The use of multivitamins is generally not related to the development of Guillain-Barré syndrome. This question does not help in identifying the cause or confirming the diagnosis of GBS. It is more relevant to a general health assessment rather than a specific inquiry for GBS.
Correct Answer is ["A","D","E","F"]
Explanation
Choice A: Potassium Level
Reason: Monitoring potassium levels is crucial in clients with bulimia nervosa due to the risk of hypokalemia (low potassium levels), which can result from frequent vomiting and laxative abuse. Hypokalemia can lead to serious complications, including cardiac arrhythmias. In this case, the client’s potassium level improved from 3.2 mEq/L (below the normal range of 3.5 to 5 mEq/L) on June 1 to 3.7 mEq/L (within the normal range) on June 15. This improvement indicates a positive response to treatment, as it suggests that the client is experiencing fewer episodes of vomiting or laxative abuse, leading to better electrolyte balance.
Choice B: ECG Report
Reason: While the ECG report is important for assessing cardiac health, it is not a direct indicator of therapeutic response to bulimia nervosa treatment. The presence of premature ventricular contractions (PVCs) on the ECG can be related to electrolyte imbalances, particularly hypokalemia. However, the ECG itself does not provide information about the client’s behaviors or coping mechanisms, which are more directly related to the treatment of bulimia
nervosa. Therefore, while the ECG report is useful for monitoring cardiac health, it is not one of the primary indicators of therapeutic response in this context.
Choice C: BUN Level
Reason: Blood Urea Nitrogen (BUN) levels can indicate kidney function and hydration status. Elevated BUN levels, as seen in this client (28 mg/dL on June 1 and 26 mg/dL on June 15, with a normal range of 10 to 20 mg/dL), may suggest dehydration or impaired kidney function. However, BUN levels are not specific indicators of therapeutic
response to bulimia nervosa treatment. They do not directly reflect changes in the client’s eating behaviors, purging habits, or coping skills. Therefore, while monitoring BUN levels is important for overall health, it is not a primary indicator of therapeutic response in this case.
Choice D: Laxative Usage
Reason: Reducing or eliminating laxative usage is a significant indicator of therapeutic response in clients with bulimia nervosa. Laxative abuse is a common purging behavior in bulimia nervosa, and its reduction indicates progress in treatment. The client’s report of laxative usage provides direct insight into their purging behaviors. A
decrease in laxative use suggests that the client is gaining better control over their eating disorder and is adhering to the treatment plan. This behavioral change is a critical component of recovery and indicates a positive therapeutic response.

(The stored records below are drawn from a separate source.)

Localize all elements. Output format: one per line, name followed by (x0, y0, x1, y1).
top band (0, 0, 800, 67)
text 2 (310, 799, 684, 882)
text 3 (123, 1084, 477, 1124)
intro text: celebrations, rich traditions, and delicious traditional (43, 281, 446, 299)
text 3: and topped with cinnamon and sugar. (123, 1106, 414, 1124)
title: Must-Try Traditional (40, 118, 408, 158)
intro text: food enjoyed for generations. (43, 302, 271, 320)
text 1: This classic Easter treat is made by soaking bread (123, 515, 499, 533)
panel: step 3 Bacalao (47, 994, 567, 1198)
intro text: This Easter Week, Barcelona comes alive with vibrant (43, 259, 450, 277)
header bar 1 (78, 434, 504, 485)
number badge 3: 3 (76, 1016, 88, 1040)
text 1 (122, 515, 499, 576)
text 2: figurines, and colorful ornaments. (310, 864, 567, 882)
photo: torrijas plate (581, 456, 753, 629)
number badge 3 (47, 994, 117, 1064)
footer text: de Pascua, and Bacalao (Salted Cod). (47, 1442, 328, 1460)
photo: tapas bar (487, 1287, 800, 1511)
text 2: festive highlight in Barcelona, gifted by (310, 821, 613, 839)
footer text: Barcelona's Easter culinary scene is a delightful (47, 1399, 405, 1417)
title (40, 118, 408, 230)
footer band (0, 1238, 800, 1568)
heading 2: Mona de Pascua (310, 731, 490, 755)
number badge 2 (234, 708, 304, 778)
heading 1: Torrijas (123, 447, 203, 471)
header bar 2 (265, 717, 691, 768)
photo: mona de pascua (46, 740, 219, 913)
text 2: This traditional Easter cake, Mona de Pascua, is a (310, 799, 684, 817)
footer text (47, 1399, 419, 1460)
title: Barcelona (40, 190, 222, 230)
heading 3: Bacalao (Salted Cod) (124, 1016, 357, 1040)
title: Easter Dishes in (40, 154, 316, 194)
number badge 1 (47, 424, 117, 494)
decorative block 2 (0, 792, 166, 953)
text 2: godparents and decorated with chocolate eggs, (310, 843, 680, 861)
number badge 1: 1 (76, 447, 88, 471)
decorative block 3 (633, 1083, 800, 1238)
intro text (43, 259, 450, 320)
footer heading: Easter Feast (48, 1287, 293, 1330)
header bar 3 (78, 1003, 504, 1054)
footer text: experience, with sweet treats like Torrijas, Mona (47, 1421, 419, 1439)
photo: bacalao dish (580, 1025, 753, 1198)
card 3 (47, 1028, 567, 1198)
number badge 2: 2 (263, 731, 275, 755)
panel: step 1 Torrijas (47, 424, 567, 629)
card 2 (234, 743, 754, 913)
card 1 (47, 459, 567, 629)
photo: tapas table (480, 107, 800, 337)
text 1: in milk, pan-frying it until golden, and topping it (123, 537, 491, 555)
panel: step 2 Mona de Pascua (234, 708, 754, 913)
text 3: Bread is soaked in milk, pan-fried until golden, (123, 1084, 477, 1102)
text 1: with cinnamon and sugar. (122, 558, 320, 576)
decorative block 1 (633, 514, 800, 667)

Choice E: Overeating Cycle/Purging
Reason: Assessing changes in the client’s overeating and purging cycle is essential for evaluating therapeutic response. Bulimia nervosa is characterized by cycles of binge eating followed by purging behaviors such as vomiting or laxative abuse. A reduction in the frequency or severity of these cycles indicates that the client is responding well to treatment. The client’s self-reported behaviors regarding overeating and purging provide valuable information about their progress. A decrease in these behaviors suggests that the client is developing healthier eating patterns and coping mechanisms, which are key goals of treatment.
Choice F: Coping Skills
Reason: Developing effective coping skills is a crucial aspect of treatment for bulimia nervosa. Clients often use disordered eating behaviors as a way to cope with emotional distress. By learning and implementing healthier coping strategies, clients can reduce their reliance on harmful behaviors such as binge eating and purging. Assessing the client’s coping skills involves evaluating their ability to manage stress, emotions, and triggers in a healthy manner. Improvement in coping skills indicates that the client is making progress in their recovery and is better equipped to handle challenges without resorting to disordered eating behaviors.